Considérese también que la explotación de recursos se realiza mediante técnica y equipos que no produce el país receptor del capital, sino que lo conservan en sus residencias, a donde remiten las utilidades que generan, la amortización de las inversiones que se requieren para producirlo, así como el “knowho”, el cómo se hace, la tecnología.
En más de una forma es que a los países industrializados les conviene invertir en los que no lo son. Igual por el ahorro de salarios, el ocultamiento de utilidades, los menores impuestos, el dar trabajo a su dinero, todo lo cual es de considerar los tratados internacionales, binacionales o con varios países, porque los beneficios se distribuyen inequitativamente y los perjuicios no son avaluados por los países menos favorecidos.

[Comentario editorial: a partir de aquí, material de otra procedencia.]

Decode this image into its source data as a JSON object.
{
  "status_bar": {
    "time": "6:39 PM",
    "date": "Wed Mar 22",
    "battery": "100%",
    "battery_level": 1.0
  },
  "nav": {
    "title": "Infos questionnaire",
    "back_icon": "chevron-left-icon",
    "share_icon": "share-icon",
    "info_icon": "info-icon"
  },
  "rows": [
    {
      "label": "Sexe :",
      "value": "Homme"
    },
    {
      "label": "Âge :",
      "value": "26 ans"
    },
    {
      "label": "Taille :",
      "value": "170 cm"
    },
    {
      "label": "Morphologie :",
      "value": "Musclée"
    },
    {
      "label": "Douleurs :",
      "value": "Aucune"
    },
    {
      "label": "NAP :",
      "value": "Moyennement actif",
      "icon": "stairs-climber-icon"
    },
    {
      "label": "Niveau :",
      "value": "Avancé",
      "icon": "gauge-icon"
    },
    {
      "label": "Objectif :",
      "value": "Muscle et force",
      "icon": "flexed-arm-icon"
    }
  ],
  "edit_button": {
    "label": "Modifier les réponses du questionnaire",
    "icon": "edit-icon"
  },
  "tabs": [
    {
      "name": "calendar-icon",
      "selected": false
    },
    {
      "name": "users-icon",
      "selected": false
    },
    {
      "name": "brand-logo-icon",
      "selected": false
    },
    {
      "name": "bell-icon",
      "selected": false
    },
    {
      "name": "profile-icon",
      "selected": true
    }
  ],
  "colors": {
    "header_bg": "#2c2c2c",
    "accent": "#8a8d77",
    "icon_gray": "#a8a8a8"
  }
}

El Presidente Donald Trump se equivoca al decir que México le ha robado sus trabajos a los norteamericanos, porque han realizado los mexicanos labores que no acostumbran realizar los vecinos, mucho menos con los salarios que por necesidad han tenido que efectuar los compatriotas.
Es prudente entonces la revisión del TLC o NAFTA conforme a las siglas norteamericanas, para corregir los errores del original, que han perjudicado y grandemente a México como la desocupación rural, el desplazamiento de mano de obra mexicana por las crecientes importaciones y por la invasión tecnológica (esto último que representa millones de empleos).